Publication | Closed Access
False-negative diagnosis in fine-needle aspirations of squamous-cell carcinoma of head and neck
34
Citations
9
References
1997
Year
Metastatic SccPathologyFine-needle AspirationsOncologySurgical PathologyNasopharyngeal CancerFalse-negative DiagnosisNeck OncologyMolecular OncologyCancer ResearchRadiologyHealth SciencesSquamous-cell CarcinomaEar MoldingHistopathologyCancer DiagnosisRadiologic ImagingMalignant DiseaseKeratin PlaquesTumoral PathologyNeck PathologyHead And Neck CancerHead And Neck Squamous Cell CarcinomaMedicineCytopathology
Squamous-cell carcinoma (SCC) is the most common malignancy encountered in the head and neck area.
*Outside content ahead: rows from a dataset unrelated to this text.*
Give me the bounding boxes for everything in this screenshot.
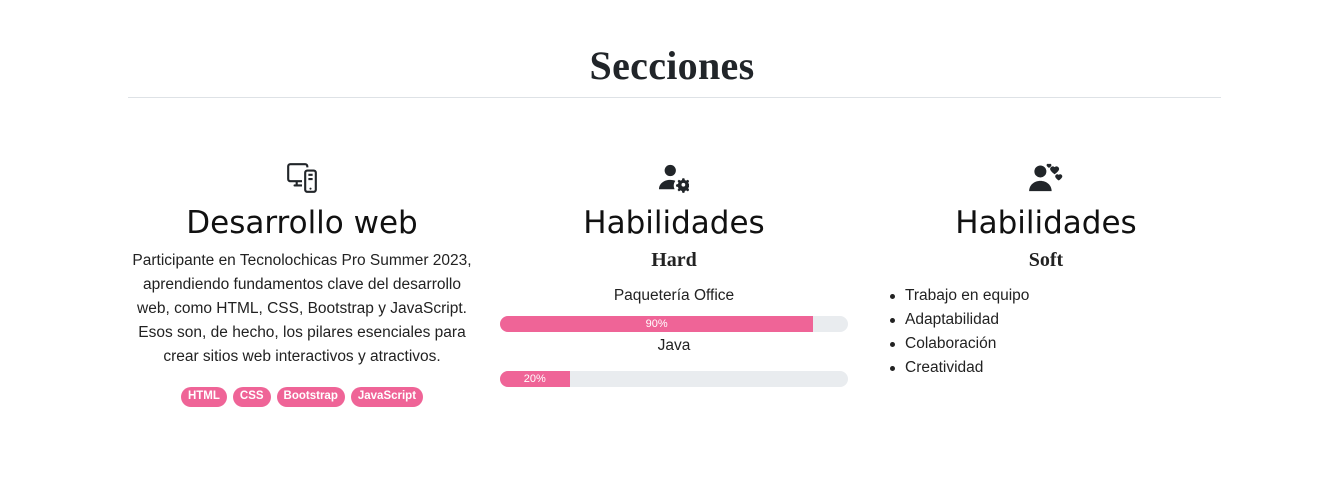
page: Secciones Desarrollo web Participante en… (0, 0, 1344, 492)
devices-icon (128, 160, 476, 196)
person-hearts-icon (872, 160, 1220, 196)
technology-badges: HTML CSS Bootstrap JavaScript (128, 387, 476, 407)
list-item: Trabajo en equipo (890, 284, 1220, 308)
hard-skills-card: Habilidades Hard Paquetería Office 90% J… (500, 160, 848, 387)
divider (128, 97, 1221, 98)
list-item: Colaboración (890, 332, 1220, 356)
skill-label-java: Java (657, 337, 691, 354)
list-item: Adaptabilidad (890, 308, 1220, 332)
progress-java: 20% (500, 371, 848, 387)
card-subtitle: Hard (651, 249, 697, 271)
skill-label-office: Paquetería Office (613, 287, 735, 304)
progress-bar-office: 90% (500, 316, 814, 332)
card-description: Participante en Tecnolochicas Pro Summer… (132, 252, 472, 365)
progress-bar-java: 20% (500, 371, 570, 387)
badge-bootstrap: Bootstrap (276, 387, 345, 407)
card-title: Habilidades (583, 205, 765, 241)
soft-skills-card: Habilidades Soft Trabajo en equipo Adapt… (872, 160, 1220, 380)
card-title: Habilidades (955, 205, 1137, 241)
badge-css: CSS (232, 387, 271, 407)
soft-skills-list: Trabajo en equipo Adaptabilidad Colabora… (872, 284, 1220, 380)
card-title: Desarrollo web (186, 205, 418, 241)
web-development-card: Desarrollo web Participante en Tecnoloch… (128, 160, 476, 407)
badge-javascript: JavaScript (350, 387, 424, 407)
badge-html: HTML (180, 387, 227, 407)
page-title: Secciones (589, 43, 755, 88)
card-subtitle: Soft (1028, 249, 1064, 271)
person-gear-icon (500, 160, 848, 196)
list-item: Creatividad (890, 356, 1220, 380)
progress-office: 90% (500, 316, 848, 332)
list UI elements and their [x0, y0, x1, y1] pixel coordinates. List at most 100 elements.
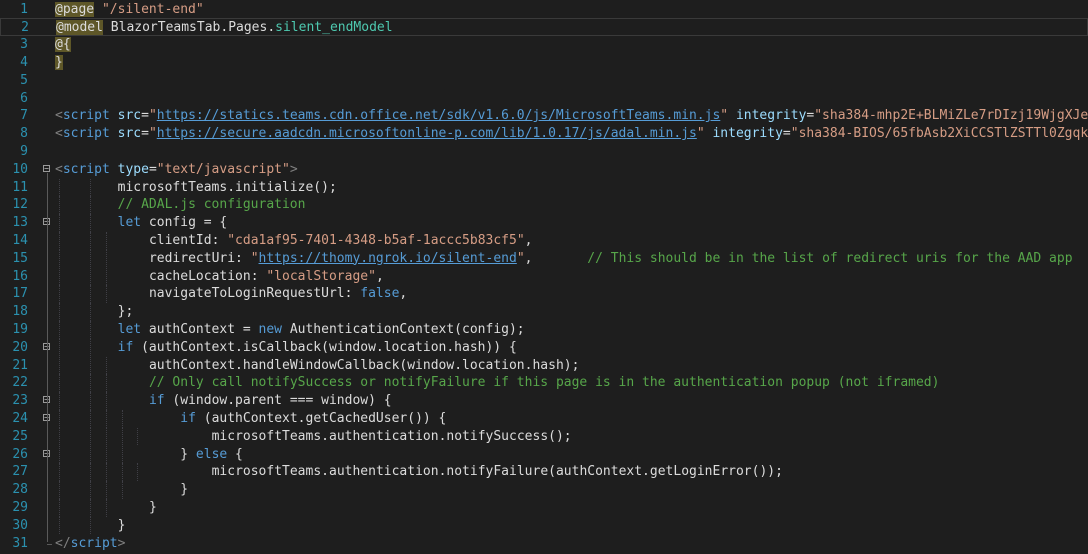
code-text: cacheLocation: "localStorage",: [149, 268, 384, 286]
indent-guide: [90, 463, 92, 482]
code-line[interactable]: 10 − <script type="text/javascript">: [0, 161, 1088, 179]
code-line[interactable]: 3 @{: [0, 36, 1088, 54]
line-number: 10: [12, 161, 28, 177]
token-txt: ,: [524, 250, 588, 266]
code-line[interactable]: 14 clientId: "cda1af95-7401-4348-b5af-1ac…: [0, 231, 1088, 250]
code-text: if (authContext.getCachedUser()) {: [180, 410, 446, 428]
indent-guide: [59, 481, 60, 499]
token-dir: @{: [55, 37, 71, 53]
token-cmt: // Only call notifySuccess or notifyFail…: [148, 375, 940, 391]
line-number: 30: [12, 517, 28, 533]
token-cmt: // ADAL.js configuration: [117, 197, 306, 213]
indent-guide: [137, 427, 139, 446]
code-text: }: [118, 517, 126, 535]
code-line[interactable]: 1 @page "/silent-end": [0, 1, 1088, 19]
code-line[interactable]: 9: [0, 143, 1088, 161]
code-line[interactable]: 28}: [0, 481, 1088, 499]
token-txt: cacheLocation:: [148, 268, 267, 284]
line-number: 27: [12, 464, 28, 480]
code-line[interactable]: 29}: [0, 498, 1088, 517]
line-number: 8: [20, 126, 28, 142]
token-url[interactable]: https://thomy.ngrok.io/silent-end: [259, 251, 517, 266]
code-line[interactable]: 21 authContext.handleWindowCallback(windo…: [0, 356, 1088, 375]
code-text: <script src="https://secure.aadcdn.micro…: [55, 125, 1088, 143]
line-number: 25: [12, 428, 28, 444]
indent-guide: [90, 303, 92, 321]
code-line[interactable]: 25 microsoftTeams.authentication.notifySu…: [0, 427, 1088, 446]
code-text: authContext.handleWindowCallback(window.…: [149, 357, 579, 375]
token-tagname: script: [62, 126, 110, 142]
code-text: // ADAL.js configuration: [118, 196, 306, 214]
token-attr: integrity: [735, 108, 807, 124]
token-txt: ,: [524, 232, 533, 248]
code-line[interactable]: 5: [0, 72, 1088, 90]
code-line[interactable]: 24− if (authContext.getCachedUser()) {: [0, 409, 1088, 428]
code-line[interactable]: 31 </script>: [0, 535, 1088, 553]
token-kw: new: [258, 321, 282, 337]
code-line[interactable]: 27 microsoftTeams.authentication.notifyFa…: [0, 463, 1088, 482]
indent-guide: [90, 427, 92, 446]
code-line[interactable]: 16 cacheLocation: "localStorage",: [0, 267, 1088, 286]
code-text: let config = {: [118, 214, 228, 232]
indent-guide: [90, 409, 92, 428]
code-line[interactable]: 6: [0, 90, 1088, 108]
code-line[interactable]: 17 navigateToLoginRequestUrl: false,: [0, 285, 1088, 304]
line-number: 24: [12, 410, 28, 426]
line-number: 6: [20, 90, 28, 106]
token-txt: =: [141, 108, 149, 124]
code-line[interactable]: 12 // ADAL.js configuration: [0, 196, 1088, 215]
code-editor[interactable]: 1 @page "/silent-end" 2 @model BlazorTeamsT…: [0, 0, 1088, 554]
indent-guide: [121, 463, 123, 482]
code-line[interactable]: 7 <script src="https://statics.teams.cdn.…: [0, 107, 1088, 125]
indent-guide: [90, 285, 92, 304]
indent-guide: [90, 392, 92, 410]
indent-guide: [121, 445, 123, 464]
indent-guide: [105, 445, 107, 464]
token-kw: if: [117, 339, 134, 355]
token-str: "cda1af95-7401-4348-b5af-1accc5b83cf5": [227, 232, 525, 248]
token-str: "sha384-mhp2E+BLMiZLe7rDIzj19WjgXJeI32Nk…: [814, 108, 1088, 124]
token-txt: }: [117, 517, 126, 533]
code-text: microsoftTeams.authentication.notifyFail…: [212, 463, 783, 481]
line-number: 4: [20, 54, 28, 70]
token-txt: =: [148, 161, 157, 177]
code-line[interactable]: 20− if (authContext.isCallback(window.loc…: [0, 338, 1088, 357]
token-txt: microsoftTeams.initialize();: [117, 179, 337, 195]
indent-guide: [121, 481, 123, 499]
indent-guide: [59, 498, 60, 517]
code-text: @page "/silent-end": [55, 1, 204, 19]
indent-guide: [59, 516, 60, 535]
code-line[interactable]: 11 microsoftTeams.initialize();: [0, 178, 1088, 197]
code-line[interactable]: 22 // Only call notifySuccess or notifyFa…: [0, 374, 1088, 393]
code-text: let authContext = new AuthenticationCont…: [118, 321, 525, 339]
code-line[interactable]: 23− if (window.parent === window) {: [0, 392, 1088, 410]
code-line[interactable]: 19 let authContext = new AuthenticationCo…: [0, 320, 1088, 339]
indent-guide: [90, 214, 92, 232]
token-url[interactable]: https://statics.teams.cdn.office.net/sdk…: [157, 108, 721, 123]
code-line[interactable]: 26−} else {: [0, 445, 1088, 464]
token-type: silent_endModel: [275, 20, 393, 36]
token-url[interactable]: https://secure.aadcdn.microsoftonline-p.…: [157, 126, 697, 141]
token-kw: let: [117, 321, 142, 337]
code-line[interactable]: 4}: [0, 54, 1088, 72]
fold-region-line: [47, 172, 48, 543]
line-number: 17: [12, 286, 28, 302]
token-txt: navigateToLoginRequestUrl:: [148, 286, 361, 302]
indent-guide: [59, 409, 60, 428]
token-txt: microsoftTeams.authentication.notifyFail…: [211, 464, 783, 480]
code-line[interactable]: 2 @model BlazorTeamsTab.Pages.silent_endM…: [0, 18, 1088, 37]
token-txt: ,: [375, 268, 384, 284]
fold-collapse-icon[interactable]: −: [43, 164, 50, 172]
indent-guide: [105, 374, 107, 393]
code-line[interactable]: 13− let config = {: [0, 214, 1088, 232]
token-kw: else: [195, 446, 228, 462]
code-line[interactable]: 18};: [0, 303, 1088, 321]
code-line[interactable]: 15 redirectUri: "https://thomy.ngrok.io/s…: [0, 249, 1088, 268]
code-line[interactable]: 30}: [0, 516, 1088, 535]
token-attr: src: [117, 126, 142, 142]
indent-guide: [90, 374, 92, 393]
code-line[interactable]: 8 <script src="https://secure.aadcdn.micr…: [0, 125, 1088, 143]
token-txt: ,: [399, 286, 408, 302]
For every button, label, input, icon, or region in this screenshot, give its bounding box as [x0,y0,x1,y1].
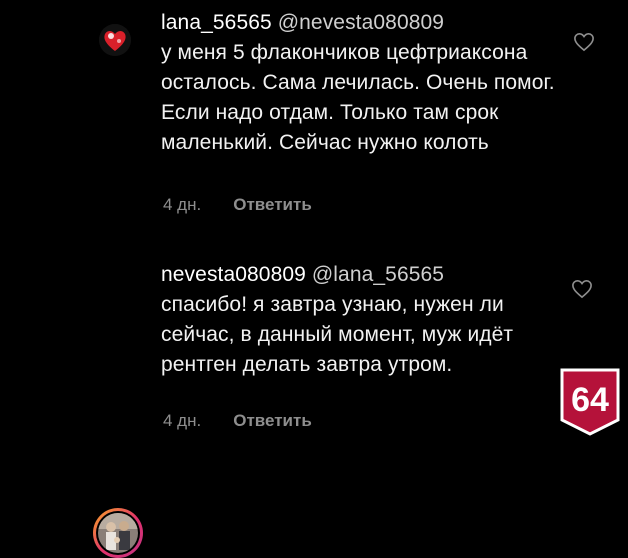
comment-meta: 4 дн. Ответить [163,411,312,431]
red-heart-avatar-icon [99,24,131,56]
reply-button[interactable]: Ответить [233,411,312,431]
comment-time: 4 дн. [163,195,202,214]
comment-body: спасибо! я завтра узнаю, нужен ли сейчас… [161,293,514,376]
comment-time: 4 дн. [163,411,202,430]
comment-text: nevesta080809 @lana_56565 спасибо! я зав… [161,260,561,380]
heart-outline-icon[interactable] [571,279,593,299]
user-avatar[interactable] [93,508,143,558]
comment-text: lana_56565 @nevesta080809 у меня 5 флако… [161,8,561,158]
comment-username[interactable]: nevesta080809 [161,263,306,286]
badge-text: 64 [571,381,609,419]
comment-mention[interactable]: @lana_56565 [312,263,444,286]
heart-outline-icon[interactable] [573,32,595,52]
comment-username[interactable]: lana_56565 [161,11,272,34]
reply-button[interactable]: Ответить [233,195,312,215]
user-avatar[interactable] [99,24,131,56]
comment-body: у меня 5 флакончиков цефтриаксона остало… [161,41,555,154]
comment-meta: 4 дн. Ответить [163,195,312,215]
wedding-photo-avatar-icon [98,513,138,553]
channel-logo-badge: 64 [560,368,620,436]
comment-mention[interactable]: @nevesta080809 [278,11,444,34]
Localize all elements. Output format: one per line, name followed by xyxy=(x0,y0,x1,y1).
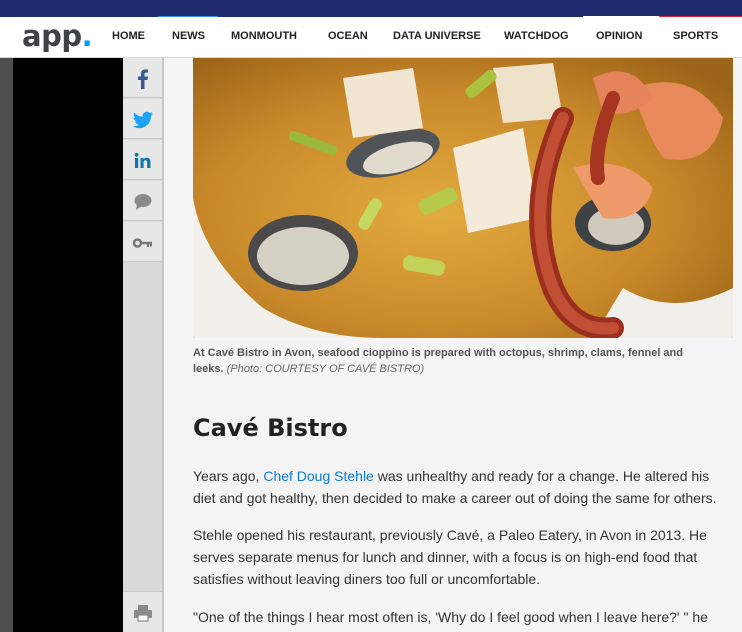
nav-monmouth[interactable]: MONMOUTH xyxy=(231,30,297,42)
site-logo[interactable]: app. xyxy=(22,19,93,53)
twitter-icon xyxy=(132,111,154,129)
dark-side-panel xyxy=(13,58,123,632)
chef-link[interactable]: Chef Doug Stehle xyxy=(263,468,374,484)
nav-sports[interactable]: SPORTS xyxy=(673,30,718,42)
paragraph-2: Stehle opened his restaurant, previously… xyxy=(193,527,707,587)
nav-ocean[interactable]: OCEAN xyxy=(328,30,368,42)
left-gutter xyxy=(0,58,13,632)
top-color-bar xyxy=(0,0,742,19)
logo-text: app xyxy=(22,19,82,53)
nav-data-universe[interactable]: DATA UNIVERSE xyxy=(393,30,481,42)
nav-watchdog[interactable]: WATCHDOG xyxy=(504,30,569,42)
print-button[interactable] xyxy=(123,591,162,632)
photo-credit: (Photo: COURTESY OF CAVÉ BISTRO) xyxy=(226,363,425,375)
cioppino-photo xyxy=(193,58,733,338)
photo-caption: At Cavé Bistro in Avon, seafood cioppino… xyxy=(193,345,703,377)
nav-news[interactable]: NEWS xyxy=(172,30,205,42)
share-rail xyxy=(123,58,164,632)
nav-home[interactable]: HOME xyxy=(112,30,145,42)
article-body: At Cavé Bistro in Avon, seafood cioppino… xyxy=(164,58,742,632)
paragraph-3: "One of the things I hear most often is,… xyxy=(193,609,708,625)
food-image xyxy=(193,58,733,338)
linkedin-share-button[interactable] xyxy=(123,140,162,180)
facebook-icon xyxy=(138,69,148,89)
comments-button[interactable] xyxy=(123,181,162,221)
section-heading: Cavé Bistro xyxy=(193,414,348,442)
paragraph-1: Years ago, Chef Doug Stehle was unhealth… xyxy=(193,465,723,509)
print-icon xyxy=(134,605,152,622)
site-header: app. HOME NEWS MONMOUTH OCEAN DATA UNIVE… xyxy=(0,17,742,58)
twitter-share-button[interactable] xyxy=(123,99,162,139)
logo-dot: . xyxy=(81,19,93,53)
facebook-share-button[interactable] xyxy=(123,58,162,98)
linkedin-icon xyxy=(134,152,151,168)
key-button[interactable] xyxy=(123,222,162,262)
key-icon xyxy=(132,238,152,248)
nav-opinion[interactable]: OPINION xyxy=(596,30,642,42)
comment-icon xyxy=(134,194,152,210)
paragraph-text: Years ago, xyxy=(193,468,264,484)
Fine-needle aspiration (FNA) is routinely performed in the diagnosis of primary, recurrent, and metastatic SCC. This paper describes several diagnostic problems and pitfalls that might be seen in FNAs of SCC. These include cystic changes, well-differentiated SCC, spindled SCC, and SCC with foreign-body giant cells, keratin plaques, and ghost cells. Recognition of these patterns along with clinical correlation enables the pathologist to prevent a false-negative diagnosis. Diagn. Cytopathol. 17:70–73, 1997. © 1997 Wiley-Liss, Inc.